Le privilège qui reconnaissait à l'État le pouvoir de résilier des contrats avec des entreprises étrangères a été supprimé de la future norme qui régira le secteur pétrolier du pays.
Venezuela a retiré de sa proposition de réglementation pétrolière une clause qui permettait à l'État de résilier des contrats avec des entreprises étrangères sous le prétexte de "l'intérêt public", avec des indemnités en dessous de la valeur du marché.
Selon Bloomberg, la modification vise à rendre le cadre légal plus attrayant pour l'investissement étranger dans le secteur énergétique, au milieu des efforts du pays pour relancer son industrie pétrolière après des années de sanctions et de chute de la production.
Selon le média, le projet initial avait suscité de vives critiques de la part des compagnies énergétiques, qui estimaient qu'il accordait un pouvoir excessif à Caracas dans l'administration des hydrocarbures.
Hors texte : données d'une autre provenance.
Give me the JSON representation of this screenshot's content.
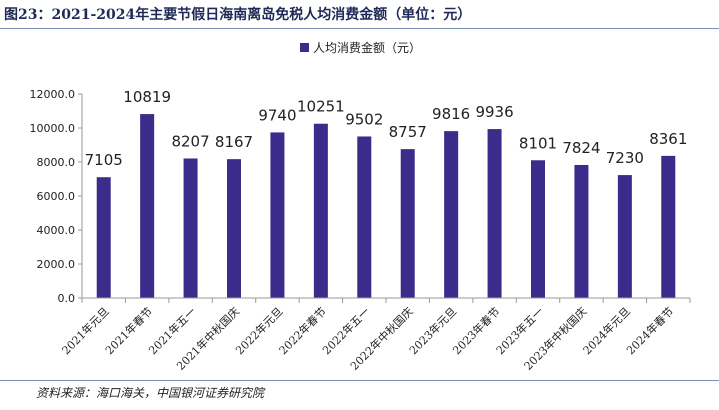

Ce cadre réglementaire est devenu l'un des principaux obstacles à l'avancement des négociations avec des entreprises intéressées à opérer dans le pays, a-t-on souligné.
La révision du document, d'environ 90 pages, a été interprétée comme une concession importante envers les compagnies pétrolières, bien que le nouveau cadre reste complexe.
Des entreprises comme Chevron et d'autres acteurs du secteur maintiennent des discussions préliminaires pour élargir leur participation à des projets de production, mais des doutes persistent concernant la stabilité politique, les sanctions internationales et les conditions contractuelles.
Ils attendent une solution
Selon des sources du secteur, les compagnies espèrent que les différences entre les contrats proposés et les licences délivrées par le Département du Trésor des États-Unis seront résolues par des négociations individuelles avec le gouvernement vénézuélien.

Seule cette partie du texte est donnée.